Activation of H⁺-K⁺-ATPase by CO₂ requires a basolateral Ba²⁺-sensitive pathway during K restriction

We studied the activation of H⁺-K⁺-ATPase by CO₂ in the renal cortical collecting duct (CCD) of K-restricted animals. Exposure of microperfused CCD to 10% CO₂ increased net total CO₂ flux (J(t CO₂)) from 4.9 ± 2.1 to 14.7 ± 4 pmol · mm^-1 · min^-1 (P < 0.05), and this effect was blocked by luminal application of the H⁺-K⁺-ATPase inhibitor Sch-28080. In the presence of luminal Ba, a K channel blocker, exposure to CO₂ still stimulated J(t CO₂) from 6.0 ± 1.0 to 16.8 ± 2.8 pmol · mm^-1 · min^-1 (P < 0.01), but pertubular application of Ba inhibited the stimulation.

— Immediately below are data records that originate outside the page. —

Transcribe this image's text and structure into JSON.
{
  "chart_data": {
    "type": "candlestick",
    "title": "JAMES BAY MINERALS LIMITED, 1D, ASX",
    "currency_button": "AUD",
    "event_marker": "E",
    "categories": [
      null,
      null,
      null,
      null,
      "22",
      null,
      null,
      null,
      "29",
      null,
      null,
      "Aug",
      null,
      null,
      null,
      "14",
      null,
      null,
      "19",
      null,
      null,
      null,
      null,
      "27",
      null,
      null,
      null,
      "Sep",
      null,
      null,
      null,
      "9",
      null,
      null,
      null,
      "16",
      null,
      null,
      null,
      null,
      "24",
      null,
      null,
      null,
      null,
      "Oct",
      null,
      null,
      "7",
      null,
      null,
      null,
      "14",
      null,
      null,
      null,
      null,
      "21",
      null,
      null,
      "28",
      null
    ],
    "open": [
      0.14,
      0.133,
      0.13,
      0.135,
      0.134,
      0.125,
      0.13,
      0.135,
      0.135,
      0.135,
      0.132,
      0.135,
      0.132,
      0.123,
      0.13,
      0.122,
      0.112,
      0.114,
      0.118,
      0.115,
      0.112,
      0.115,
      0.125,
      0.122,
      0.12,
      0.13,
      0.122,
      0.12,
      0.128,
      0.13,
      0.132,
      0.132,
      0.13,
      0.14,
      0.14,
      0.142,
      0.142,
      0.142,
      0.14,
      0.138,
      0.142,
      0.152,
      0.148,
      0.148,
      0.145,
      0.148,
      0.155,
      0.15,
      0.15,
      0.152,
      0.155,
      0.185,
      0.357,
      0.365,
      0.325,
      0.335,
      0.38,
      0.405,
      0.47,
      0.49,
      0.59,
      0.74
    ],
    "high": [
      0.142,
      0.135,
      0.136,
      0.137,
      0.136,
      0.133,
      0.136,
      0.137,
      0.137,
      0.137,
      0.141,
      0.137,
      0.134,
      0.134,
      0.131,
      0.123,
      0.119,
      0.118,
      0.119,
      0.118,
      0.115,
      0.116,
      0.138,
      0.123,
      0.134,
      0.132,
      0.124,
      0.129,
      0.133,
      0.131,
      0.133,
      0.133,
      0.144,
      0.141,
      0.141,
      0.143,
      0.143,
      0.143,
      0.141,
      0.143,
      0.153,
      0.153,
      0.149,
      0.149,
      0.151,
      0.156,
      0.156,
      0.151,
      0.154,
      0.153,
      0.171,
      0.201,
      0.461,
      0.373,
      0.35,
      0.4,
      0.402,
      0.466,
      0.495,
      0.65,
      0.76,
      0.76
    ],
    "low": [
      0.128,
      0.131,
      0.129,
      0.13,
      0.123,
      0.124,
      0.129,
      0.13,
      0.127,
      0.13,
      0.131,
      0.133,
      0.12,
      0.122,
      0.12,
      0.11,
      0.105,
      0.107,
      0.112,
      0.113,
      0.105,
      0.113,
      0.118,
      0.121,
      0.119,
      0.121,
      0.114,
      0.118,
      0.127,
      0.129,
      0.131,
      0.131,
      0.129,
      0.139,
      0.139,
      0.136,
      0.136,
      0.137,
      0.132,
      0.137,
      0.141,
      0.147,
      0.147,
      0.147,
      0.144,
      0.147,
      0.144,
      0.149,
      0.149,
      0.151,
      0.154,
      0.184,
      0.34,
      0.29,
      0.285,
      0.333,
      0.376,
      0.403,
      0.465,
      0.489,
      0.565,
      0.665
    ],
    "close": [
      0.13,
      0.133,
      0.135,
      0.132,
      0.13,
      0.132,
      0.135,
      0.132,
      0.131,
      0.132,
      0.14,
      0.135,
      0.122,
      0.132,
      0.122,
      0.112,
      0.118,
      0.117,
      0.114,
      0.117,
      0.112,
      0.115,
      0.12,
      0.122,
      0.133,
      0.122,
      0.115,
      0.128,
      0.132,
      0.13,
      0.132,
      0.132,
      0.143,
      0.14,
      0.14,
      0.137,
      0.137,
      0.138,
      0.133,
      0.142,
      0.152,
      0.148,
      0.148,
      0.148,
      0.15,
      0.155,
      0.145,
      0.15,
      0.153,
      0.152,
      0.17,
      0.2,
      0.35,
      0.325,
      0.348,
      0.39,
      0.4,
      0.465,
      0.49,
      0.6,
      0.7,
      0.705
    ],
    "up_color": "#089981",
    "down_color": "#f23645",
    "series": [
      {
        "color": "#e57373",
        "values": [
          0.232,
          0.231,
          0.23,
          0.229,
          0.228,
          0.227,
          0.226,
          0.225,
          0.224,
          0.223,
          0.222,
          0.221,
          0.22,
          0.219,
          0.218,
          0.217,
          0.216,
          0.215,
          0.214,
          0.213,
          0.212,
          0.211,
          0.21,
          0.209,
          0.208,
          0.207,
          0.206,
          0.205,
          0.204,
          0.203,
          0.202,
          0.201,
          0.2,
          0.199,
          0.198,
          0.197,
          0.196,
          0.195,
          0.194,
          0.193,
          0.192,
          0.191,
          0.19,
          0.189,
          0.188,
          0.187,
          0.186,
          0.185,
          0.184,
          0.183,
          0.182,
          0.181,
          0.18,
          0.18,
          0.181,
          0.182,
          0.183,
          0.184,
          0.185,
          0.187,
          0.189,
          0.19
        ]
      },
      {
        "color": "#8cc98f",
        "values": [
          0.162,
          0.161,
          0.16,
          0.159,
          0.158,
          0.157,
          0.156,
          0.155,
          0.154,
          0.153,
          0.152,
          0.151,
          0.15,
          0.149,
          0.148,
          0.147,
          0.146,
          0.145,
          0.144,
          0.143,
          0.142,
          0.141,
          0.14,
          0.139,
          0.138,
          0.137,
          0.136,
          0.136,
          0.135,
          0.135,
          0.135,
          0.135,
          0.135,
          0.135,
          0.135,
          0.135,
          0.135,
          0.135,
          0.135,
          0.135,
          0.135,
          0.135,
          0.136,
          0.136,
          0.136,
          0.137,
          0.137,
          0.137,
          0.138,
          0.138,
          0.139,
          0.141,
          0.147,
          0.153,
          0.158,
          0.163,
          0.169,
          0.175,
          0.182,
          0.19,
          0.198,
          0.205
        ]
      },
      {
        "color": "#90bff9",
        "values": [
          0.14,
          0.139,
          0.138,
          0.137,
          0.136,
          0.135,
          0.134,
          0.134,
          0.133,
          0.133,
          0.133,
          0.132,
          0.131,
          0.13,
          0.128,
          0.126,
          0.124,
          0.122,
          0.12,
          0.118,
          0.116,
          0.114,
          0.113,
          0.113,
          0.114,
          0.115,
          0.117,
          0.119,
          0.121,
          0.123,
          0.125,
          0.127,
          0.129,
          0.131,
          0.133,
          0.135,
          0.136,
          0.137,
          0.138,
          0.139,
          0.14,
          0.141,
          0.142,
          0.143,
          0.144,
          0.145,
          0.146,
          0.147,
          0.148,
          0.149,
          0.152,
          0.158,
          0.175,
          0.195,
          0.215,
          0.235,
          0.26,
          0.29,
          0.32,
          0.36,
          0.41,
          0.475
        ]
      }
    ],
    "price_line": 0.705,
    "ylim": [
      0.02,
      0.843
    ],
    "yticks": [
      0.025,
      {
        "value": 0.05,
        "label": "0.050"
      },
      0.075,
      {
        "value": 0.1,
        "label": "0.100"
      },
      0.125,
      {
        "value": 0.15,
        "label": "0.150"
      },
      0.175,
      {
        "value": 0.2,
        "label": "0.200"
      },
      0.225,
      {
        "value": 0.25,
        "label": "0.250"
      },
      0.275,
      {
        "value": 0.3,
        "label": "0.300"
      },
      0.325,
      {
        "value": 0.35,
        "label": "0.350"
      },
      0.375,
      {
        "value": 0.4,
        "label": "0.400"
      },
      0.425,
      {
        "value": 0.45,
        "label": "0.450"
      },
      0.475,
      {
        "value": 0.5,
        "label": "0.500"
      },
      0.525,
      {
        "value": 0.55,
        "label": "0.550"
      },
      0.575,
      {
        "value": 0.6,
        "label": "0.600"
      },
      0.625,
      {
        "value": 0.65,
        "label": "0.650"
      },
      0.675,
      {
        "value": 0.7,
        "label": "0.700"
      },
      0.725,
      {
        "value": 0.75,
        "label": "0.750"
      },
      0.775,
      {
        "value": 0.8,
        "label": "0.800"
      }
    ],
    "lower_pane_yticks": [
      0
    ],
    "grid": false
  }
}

CO₂ substantially increased ⁸⁶Rb efflux (a K tracer marker) from 93.1 ± 23.8 to 249 ± 60.2 nm/s (P < 0.05). These observations suggest that during K restriction 1) the enhanced H⁺-K⁺-ATPase-mediated acidification after exposure to CO₂ is dependent on a basolateral Ba-sensitive mechanism, which is different from the response of rabbits fed a normal-K diet, where activation of the H⁺-K⁺-ATPase by exposure to CO₂ is dependent on an apical Ba-sensitive pathway; and 2) K/Rb absorption via the apical H⁺-K⁺-ATPase exits through a basolateral Ba-sensitive pathway. Together, these data are consistent with the hypothesis of cooperation between H⁺-K⁺-ATPase-mediated acidification and K exit pathways in the CCD that regulate K homeostasis.